To be clear, it is good when individuals who do not need or desire more intensive services can move into a more “integrated” setting. Indeed, Choslovsky is quick to note that, “if there are people who, as Justice Ginsburg held in Olmstead, actually do not want to live in such large settings and are medically capable of living in the community, then by all means they should be allowed to do so.” But, he says, “you don’t throw the baby out with the bath water.”

This hyperventilative approach to the supposed scourge of “institutionalization” is a remnant, Choslovsky says, of “the One Flew Over the Cuckoo’s Nest era, when a significant number of individuals with disabilities were placed in a congregate setting against their will.” The statistics, in fact, belie the narrative of rampant institutionalization that seems to animate the Sanders plan.

While Sanders’s plan would lead one to assume otherwise, the number of people living in so-called institutions pales in comparison with the population served in so-called community settings. In 2016, for every 100 Medicaid recipients with a disability, 92 were served in home and community-based settings, while eight were served in intermediate-care facilities, or “institutions.” From 2005 to 2016, the number of Americans with disabilities living in what the anti-facility “Case for Inclusion” report deems “large, isolating state institutions” declined from 39,000 to 19,000, a decline born of admission freezes, closures, and expansive litigation efforts. The average resident who remains in an “institution” is more profoundly impacted — both behaviorally and medically — than an average peer in the “community-based setting,” and has received multiple offers and opportunities to leave. These people and their families have chosen to stay, much to the dismay of their self-appointed moral superiors.

Bill emphasized that, despite her profound challenges, “Stacie leads an incredibly full, meaningful, and loving life at Misericordia, which is a home in the best sense of the word. She is happy there.” He worried that “her quality of life would go down and she would actually be more ‘segregated’ in the so-called ‘community,’ which would also cost the government much more than it does for her at Misericordia,” where all her services are centrally located.

No one — least of all Bill, who has defended the community choice as a litigator — is opposed to individuals’ leaving “institutions” if they desire to do so.
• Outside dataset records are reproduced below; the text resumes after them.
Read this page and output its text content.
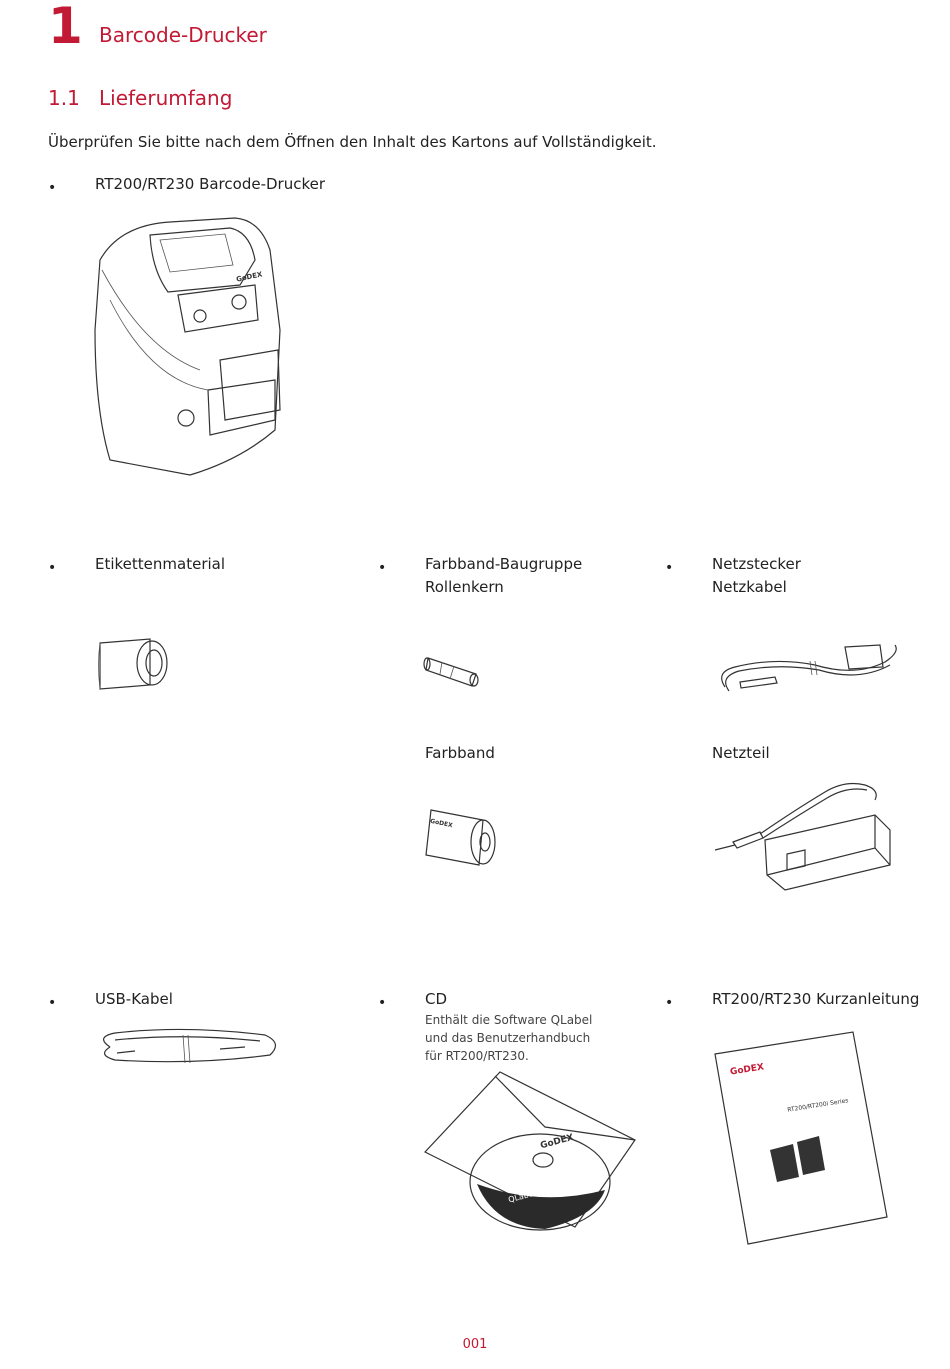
1 Barcode-Drucker
1.1 Lieferumfang
Überprüfen Sie bitte nach dem Öffnen den Inhalt des Kartons auf Vollständigkeit.
•	RT200/RT230 Barcode-Drucker
GoDEX
•	Etikettenmaterial	•	Farbband-Baugruppe
Rollenkern
•	Netzstecker
Netzkabel
Farbband	Netzteil
GoDEX
•	USB-Kabel	•	CD
Enthält die Software QLabel
und das Benutzerhandbuch
für RT200/RT230.
•	RT200/RT230 Kurzanleitung
GoDEX
QLabel
GoDEX
RT200/RT200i Series
001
But there is no reason to assume, as the Sanders plan does, that the services used and preferred by self-advocates with mild disabilities — who consult leading presidential candidates on the minutiae of Medicaid policy — should be the same as those used and preferred by those such as Stacie, who cannot write or speak, let alone expound upon matters of public policy.

That is the abiding irony of the Sanders disability plan. On the one hand, it insists that Sanders is fulfilling the long-held motto “at the core of the disability rights movement: ‘Nothing About People with Disabilities, Without People with Disabilities,’” highlighting a new disability commission that would be “run by a person with a disability.” On the other hand, Sanders puts people with profound disabilities, who cannot write, speak, or dress themselves, at the mercy of persons with disabilities who are capable of running a federal commission.

“The most insulting thing to me,” Choslovsky said, “is the suggestion that I can’t be trusted with the well-being of my sister, and that academics and ivory-tower types who have never met Stacie hold her best interest in higher regard than I do.”

One similarly doubts that Bernie Sanders knows what’s best for Stacie Choslovsky.